Safety is a critical aspect of any manufacturing business. Whether your company is a small local supplier or a producer for a multinational conglomeration, the equipment and fast-paced atmosphere of manufacturing can lead to hazardous environments for employees. Managers, owners and employee leaders need to work to ensure that manufacturing facilities have the best possible safety standards. While many are legally mandated, such as the use of hard hats in certain areas or safe guards on specific machinery, others are more voluntary efforts that can help decrease the risks.
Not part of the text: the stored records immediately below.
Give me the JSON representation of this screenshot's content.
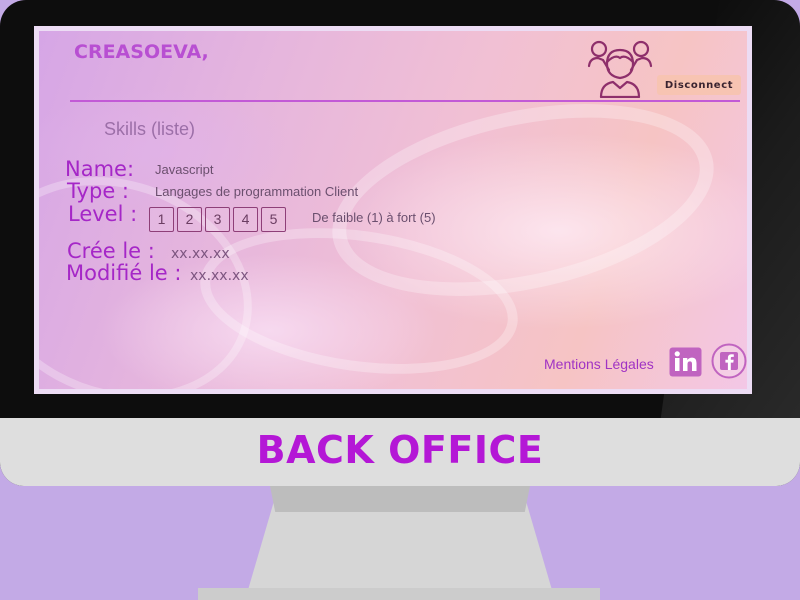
{
  "app": {
    "brand": "CREASOEVA,",
    "disconnect_label": "Disconnect"
  },
  "section": {
    "title": "Skills (liste)"
  },
  "skill": {
    "name_label": "Name:",
    "name_value": "Javascript",
    "type_label": "Type :",
    "type_value": "Langages de programmation Client",
    "level_label": "Level :",
    "levels": [
      "1",
      "2",
      "3",
      "4",
      "5"
    ],
    "level_hint": "De faible (1) à fort (5)",
    "created_label": "Crée le :",
    "created_value": "xx.xx.xx",
    "modified_label": "Modifié le :",
    "modified_value": "xx.xx.xx"
  },
  "footer": {
    "legal_label": "Mentions Légales",
    "social": [
      "linkedin-icon",
      "facebook-icon"
    ]
  },
  "device": {
    "caption": "BACK OFFICE"
  },
  "colors": {
    "accent": "#b417d6",
    "label": "#a527c7",
    "background": "#c3aae6",
    "button": "#f7c4b2"
  }
}
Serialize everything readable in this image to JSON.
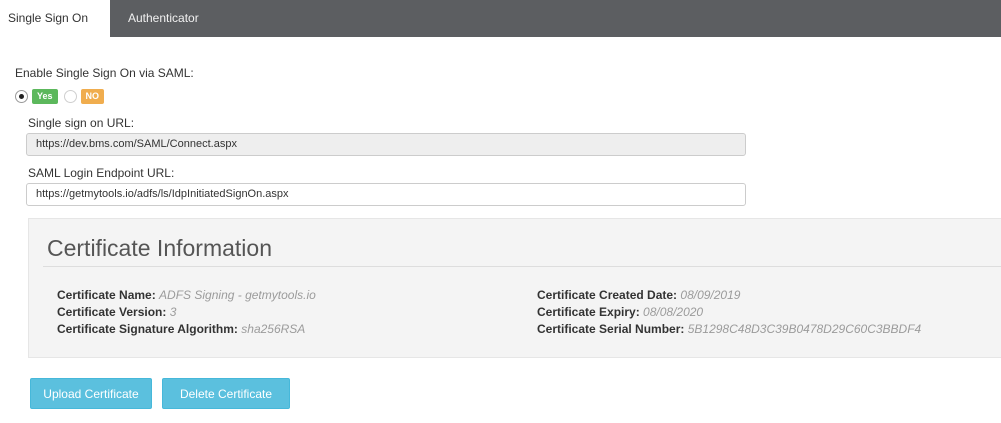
{
  "tabs": [
    {
      "label": "Single Sign On",
      "active": true
    },
    {
      "label": "Authenticator",
      "active": false
    }
  ],
  "saml": {
    "enable_label": "Enable Single Sign On via SAML:",
    "yes_label": "Yes",
    "no_label": "NO",
    "selected": "Yes"
  },
  "sso_url": {
    "label": "Single sign on URL:",
    "value": "https://dev.bms.com/SAML/Connect.aspx"
  },
  "login_endpoint": {
    "label": "SAML Login Endpoint URL:",
    "value": "https://getmytools.io/adfs/ls/IdpInitiatedSignOn.aspx"
  },
  "certificate": {
    "title": "Certificate Information",
    "name_label": "Certificate Name:",
    "name_value": "ADFS Signing - getmytools.io",
    "version_label": "Certificate Version:",
    "version_value": "3",
    "algorithm_label": "Certificate Signature Algorithm:",
    "algorithm_value": "sha256RSA",
    "created_label": "Certificate Created Date:",
    "created_value": "08/09/2019",
    "expiry_label": "Certificate Expiry:",
    "expiry_value": "08/08/2020",
    "serial_label": "Certificate Serial Number:",
    "serial_value": "5B1298C48D3C39B0478D29C60C3BBDF4"
  },
  "buttons": {
    "upload": "Upload Certificate",
    "delete": "Delete Certificate"
  },
  "colors": {
    "tabbar": "#5c5e61",
    "yes": "#5cb85c",
    "no": "#f0ad4e",
    "button": "#5bc0de"
  }
}
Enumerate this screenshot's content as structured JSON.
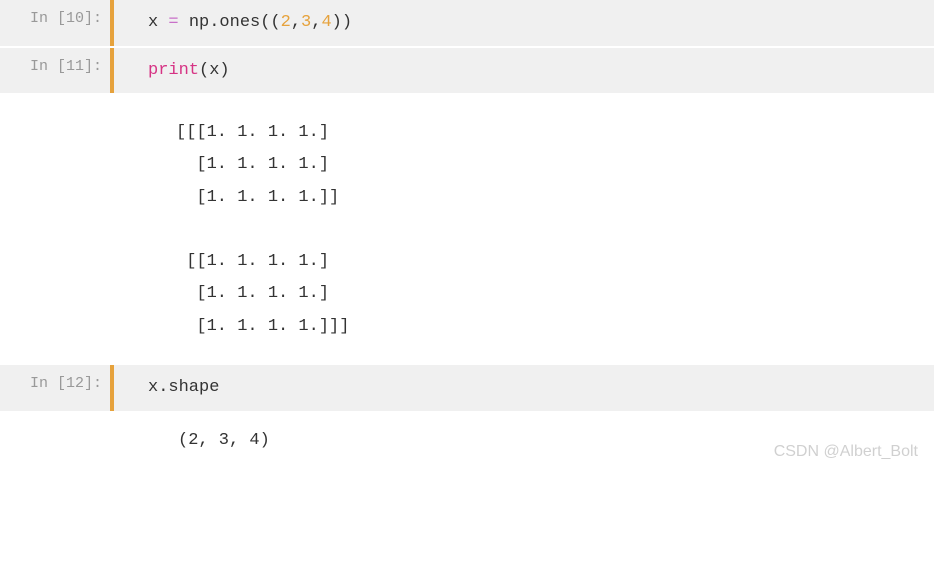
{
  "cells": {
    "c10": {
      "prompt": "In [10]:",
      "code": {
        "v_x": "x",
        "eq": " = ",
        "np": "np",
        "dot1": ".",
        "ones": "ones",
        "lp1": "((",
        "n2": "2",
        "cm1": ",",
        "n3": "3",
        "cm2": ",",
        "n4": "4",
        "rp1": "))"
      }
    },
    "c11": {
      "prompt": "In [11]:",
      "code": {
        "print": "print",
        "lp": "(",
        "x": "x",
        "rp": ")"
      },
      "output": "[[[1. 1. 1. 1.]\n  [1. 1. 1. 1.]\n  [1. 1. 1. 1.]]\n\n [[1. 1. 1. 1.]\n  [1. 1. 1. 1.]\n  [1. 1. 1. 1.]]]"
    },
    "c12": {
      "prompt": "In [12]:",
      "code": {
        "x": "x",
        "dot": ".",
        "shape": "shape"
      },
      "result": "(2, 3, 4)"
    }
  },
  "watermark": "CSDN @Albert_Bolt",
  "chart_data": {
    "type": "table",
    "description": "NumPy array of ones with shape (2,3,4)",
    "array_shape": [
      2,
      3,
      4
    ],
    "array_values_sample": 1.0,
    "shape_output": "(2, 3, 4)"
  }
}
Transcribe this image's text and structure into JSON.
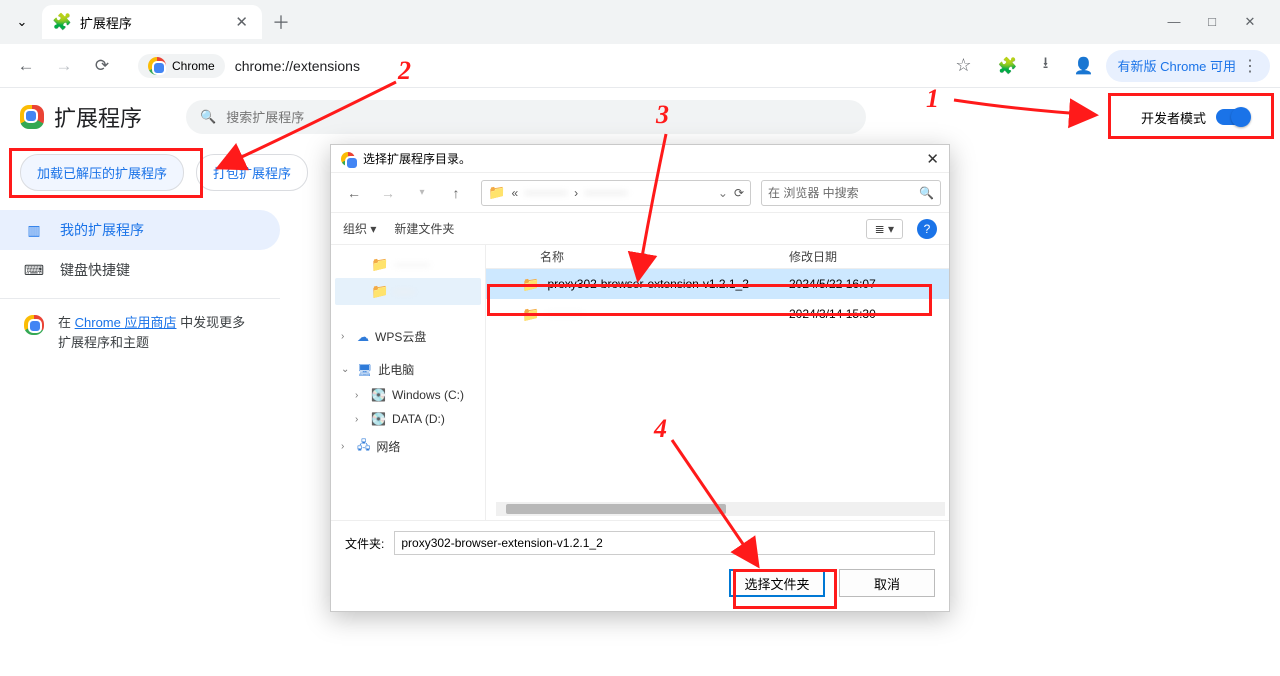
{
  "tab": {
    "title": "扩展程序"
  },
  "omnibox": {
    "chip": "Chrome",
    "url": "chrome://extensions"
  },
  "update_pill": "有新版 Chrome 可用",
  "ext": {
    "title": "扩展程序",
    "search_placeholder": "搜索扩展程序",
    "dev_mode_label": "开发者模式",
    "load_unpacked": "加载已解压的扩展程序",
    "pack_extension": "打包扩展程序"
  },
  "sidebar": {
    "my_extensions": "我的扩展程序",
    "shortcuts": "键盘快捷键",
    "store_line_prefix": "在 ",
    "store_link": "Chrome 应用商店",
    "store_line_suffix": " 中发现更多扩展程序和主题"
  },
  "dialog": {
    "title": "选择扩展程序目录。",
    "organize": "组织",
    "new_folder": "新建文件夹",
    "search_placeholder": "在 浏览器 中搜索",
    "col_name": "名称",
    "col_date": "修改日期",
    "rows": [
      {
        "name": "proxy302-browser-extension-v1.2.1_2",
        "date": "2024/5/22 16:07",
        "selected": true,
        "blurred": false
      },
      {
        "name": "",
        "date": "2024/3/14 15:30",
        "selected": false,
        "blurred": true
      }
    ],
    "tree": {
      "wps": "WPS云盘",
      "this_pc": "此电脑",
      "win_c": "Windows (C:)",
      "data_d": "DATA (D:)",
      "network": "网络"
    },
    "folder_label": "文件夹:",
    "folder_value": "proxy302-browser-extension-v1.2.1_2",
    "select_button": "选择文件夹",
    "cancel_button": "取消"
  },
  "annotations": {
    "n1": "1",
    "n2": "2",
    "n3": "3",
    "n4": "4"
  }
}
Speed and efficiency are critical to the financial success of factories. Paying attention to safety guidelines and making small investments in improving them can help keep everyone healthy and on time, without any delays or workers' compensation costs. Here are a few smart protocols that can help manufacturers improve employee safety.
Make safety a team effort
Georgia's Manufacturing Extension Partnership, a program from Georgia Tech's Enterprise Innovation Institute, suggested that employers listen to employee comments to help with worker safety. While businesses sometimes crowdsource innovative ideas about how to move the business forward with various groups. The best solution for employee problems to is to crowdsource with their own workers.
And crowdsourcing works great with safety. Employees know the regulations and specific tools that lead to the most accidents. Employers should discuss with workers what they think the safest and most cost-effective solutions may be to certain problems, because they may have the most insight.
Similarly, GaMEP recommended that manufacturing leaders employ a football-like team relationship with their employees to solve problems. As football has grown in popularity, so has many people's understanding of the framework of organizations. Employers can appoint safety leaders to act as coaches. These coaches can dole out specific responsibilities to various employees that suit their abilities, like team positions. Every so often these teams can huddle up for a few minutes to ensure that their factory features are safe. If they aren't, the team can draw up a new game plan for how to proceed and fix the problem.
Eliminate slips, trips and falls
The WorkSAFE program, a safety initiative driven by the insurance company Missouri Employees Mutual, pointed to slips, trips and falls as the No. 1 cause of workplace injuries. Each injury from one of these accidents costs businesses an average of $28,000 – a total of $70 billion nationwide per year. Although not every one of these injuries is tied to the manufacturing industry, the environment makes it particularly susceptible to these types of injuries.
Manufacturing employers may want to take advantage of corporate shoe programs that allow employees to purchase nonslip work shoes and boots at reduced prices. Slip-resistant shoes can help employees reduce their likelihood of slipping and falling. Many factories use chemicals that can create slippery floors when spilled. This makes nonslip shoes particularly important to people in these industries.
Install a factory safety officer
Having an employee who is dedicated to the safety of a factory is one of the best ways to ensure safety throughout the plant, workers' compensation expert and Amaxx Risks Solutions president Rebecca Shafer explained. Factory safety officers' responsibilities should include performing hazard analysis on every position, providing training and testing for each employee, holding educational courses on safety throughout employment, inspecting employee appearance for safety, ensuring proper use of machines and keeping up with maintenance on all machinery throughout the factory.
Safety officers aren't just a great defense against injury. They can also help keep your company up to the standards required by the government and insurers.